This is a good question, but not one I find it easy to answer. I take pride in pretty much nothing I do. When I accomplish something, I never stop to take much pleasure in it. I just focus on making it even better or doing the next, bigger thing.
My psychologist has told me I shouldn't do this many times and I should stop to take pride in and joy from things I've accomplished, but I find it very hard.
I guess one thing might be that I almost didn't dare to leave my house back in 2014 but with the help of my psychologist by 2016 I was going to school regularly, doing exams, taking the bus and I had a girlfriend. I guess in some way that counts as an "achievement." Though I find it hard to see it as one because... well, most people can just do all that stuff without a problem.
I guess I'm slightly proud of having written a couple of short stories. They're not great or anything, but I did write them. And I'm a little bit proud that I've started writing again and written almost every day since the end of February.
I guess I'm proud of my knowledge about literature and politics which I've gathered over the last decade. That's actually one of the few reasons I don't want to die. Because I hate the idea of losing it. Even though I'm not sure anyone except me cares.
And in some weird way I guess I'm proud of the fantasy world I've created that my novel is set in, even though the novel isn't finished and the fantasy world is not nearly as expansive and detailed as I want it to be.
I guess that's probably all. Although maybe sometimes I'm a little proud of the muscle I've built over the years. But that honestly varies a lot because of my BDD. Sometimes I feel like I'm skinny and unappealing, other times I feel like I'm reasonably muscular and maybe even someone could look at me and desire me (though that seems like a stretch).

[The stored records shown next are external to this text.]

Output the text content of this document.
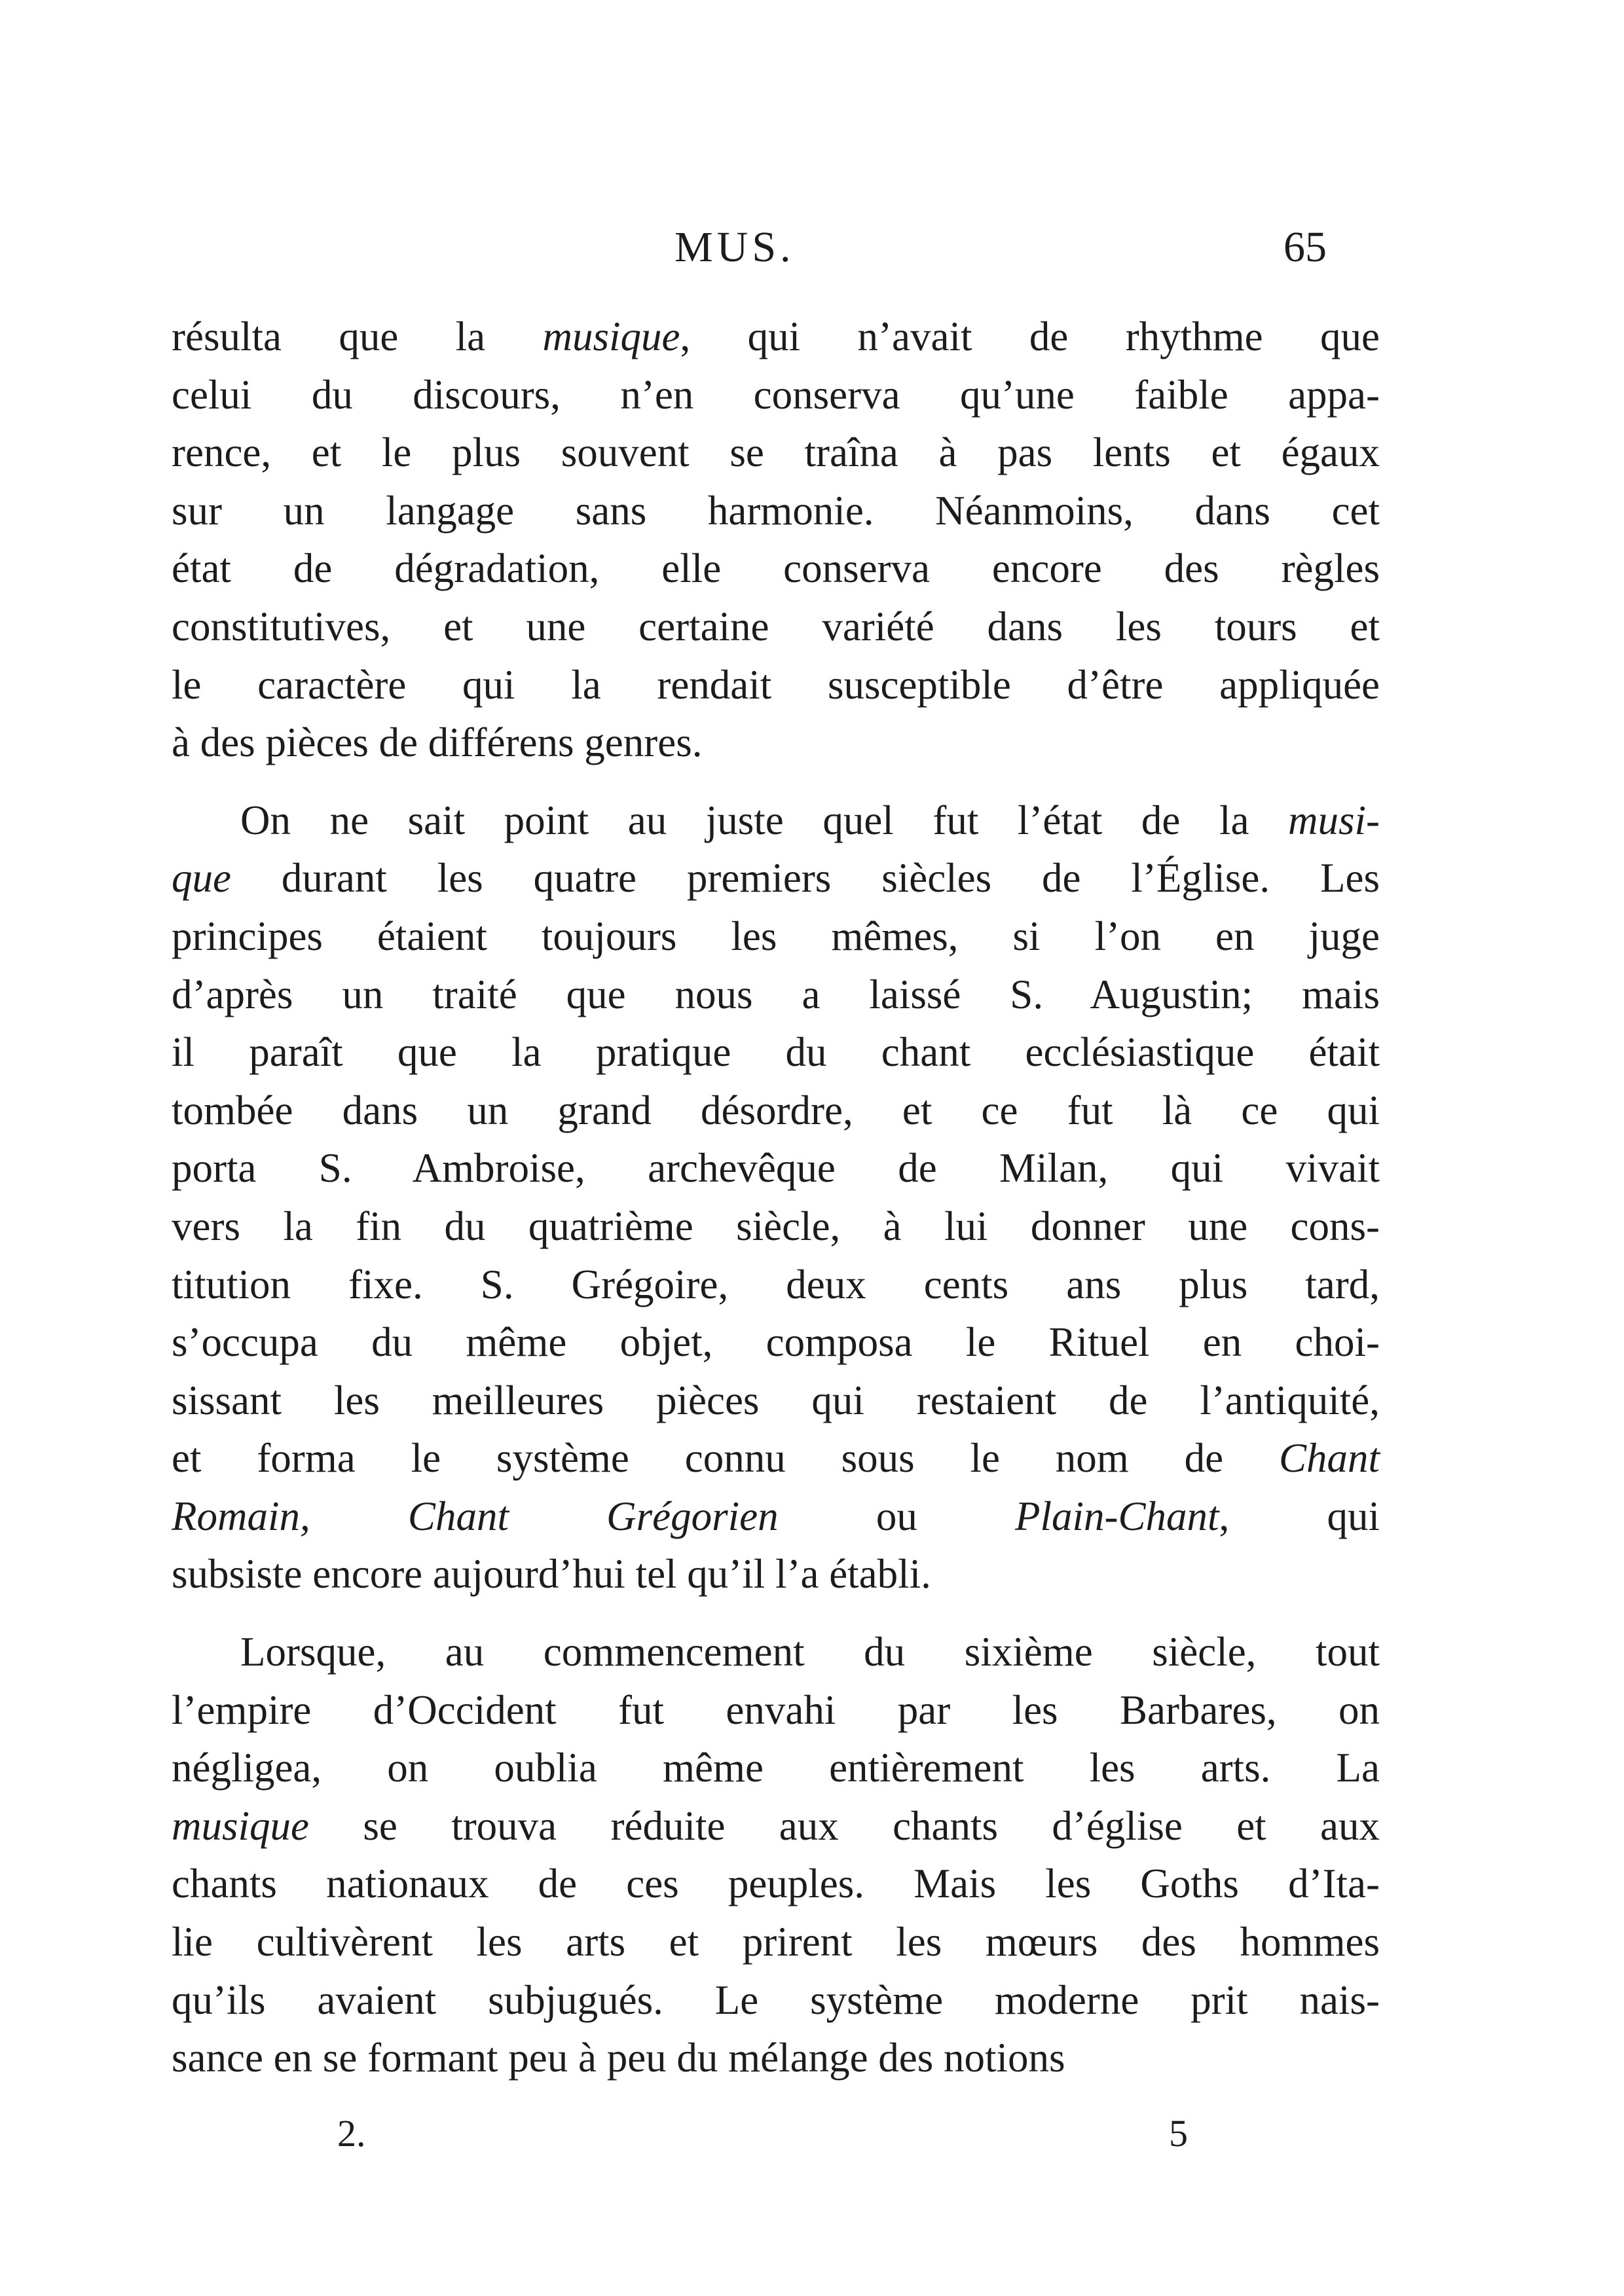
MUS.	65
résulta que la musique, qui n’avait de rhythme que
celui du discours, n’en conserva qu’une faible appa-
rence, et le plus souvent se traîna à pas lents et égaux
sur un langage sans harmonie. Néanmoins, dans cet
état de dégradation, elle conserva encore des règles
constitutives, et une certaine variété dans les tours et
le caractère qui la rendait susceptible d’être appliquée
à des pièces de différens genres.
On ne sait point au juste quel fut l’état de la musi-
que durant les quatre premiers siècles de l’Église. Les
principes étaient toujours les mêmes, si l’on en juge
d’après un traité que nous a laissé S. Augustin; mais
il paraît que la pratique du chant ecclésiastique était
tombée dans un grand désordre, et ce fut là ce qui
porta S. Ambroise, archevêque de Milan, qui vivait
vers la fin du quatrième siècle, à lui donner une cons-
titution fixe. S. Grégoire, deux cents ans plus tard,
s’occupa du même objet, composa le Rituel en choi-
sissant les meilleures pièces qui restaient de l’antiquité,
et forma le système connu sous le nom de Chant
Romain, Chant Grégorien ou Plain-Chant, qui
subsiste encore aujourd’hui tel qu’il l’a établi.
Lorsque, au commencement du sixième siècle, tout
l’empire d’Occident fut envahi par les Barbares, on
négligea, on oublia même entièrement les arts. La
musique se trouva réduite aux chants d’église et aux
chants nationaux de ces peuples. Mais les Goths d’Ita-
lie cultivèrent les arts et prirent les mœurs des hommes
qu’ils avaient subjugués. Le système moderne prit nais-
sance en se formant peu à peu du mélange des notions
2.	5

I get not getting pleasure from accomplishments I never get the high that every other normal person seem to get for accomplishing something which is what "fun" adults get where as children and teenagers play and go on adventures to have fun it seems adults only get "fun" out of accomplishing things, usually boring adult stuff like fixing stuff by themselves and well yeah even assempling stuff like I did with the chair this is what "fun" they get in life which I can´t see much of a life in no
childhood and teenage years is Living, Adulthood is Existing so I very much get what you are saying in it doesn´t give you pleasure I didn´t get a huge high from assempling the PC and chair I just feel proud that I did it.
And I also very much understand the achievement you described where you worked on yourself to go to school I have actually been in the same situation where it also took me years to get good enough to go back to school and like you I have a hard time seeing stuff like this as an accomplishment because everyone else just to that. But objectively it was an accomplishment that we did it but it just doesn´t feel like it it feels more like chasing after what everyone else have, I think the only way I would feel some kind of pleasure if even is if I surpassed someone in something like getting a better paying job than someone else, won the lottery, got big and shredded like I always dreamt of to the point where I looked better than most but having to work for years just to be able to chase after the others that by then are miles ahead of me isn´t very pleasurable it feels more like failure.
And I envy you being muscular since I tried many times and failed mostly because of me being allergic to all foods so it´s hard to get calories enough when my eosphagus (food pipe) tightens and get´s dry and also because I easily get injured even know I haven´t worked out for a few weeks because of a nerve damage injury in my hand so I lost the little muscle I build, but anyways it´s understandable if you´re proud of having people muscle over the years you should be it´s one of the few things in this world you can´t pay someone else to do if you had money for it so this one you definitely should be proud of.
Also what is your fantasy story about I´m curious, even now I am watching Game of Thrones for the 6th time so I like these fantasy worlds.
I assembled a table and chair 2 years ago and I am proud of that. Now I know I can assemble anything if needed.
Same here, I used to think I couldn´t assemple anything now I also know I most likely can if I really try like my life depend on it even though it might take way longer than everyone else I am almost certain I could assemble some stuff e.g. if I needed a new table/desk in the future or a cabinet I think there is a chance I could manage if I tried.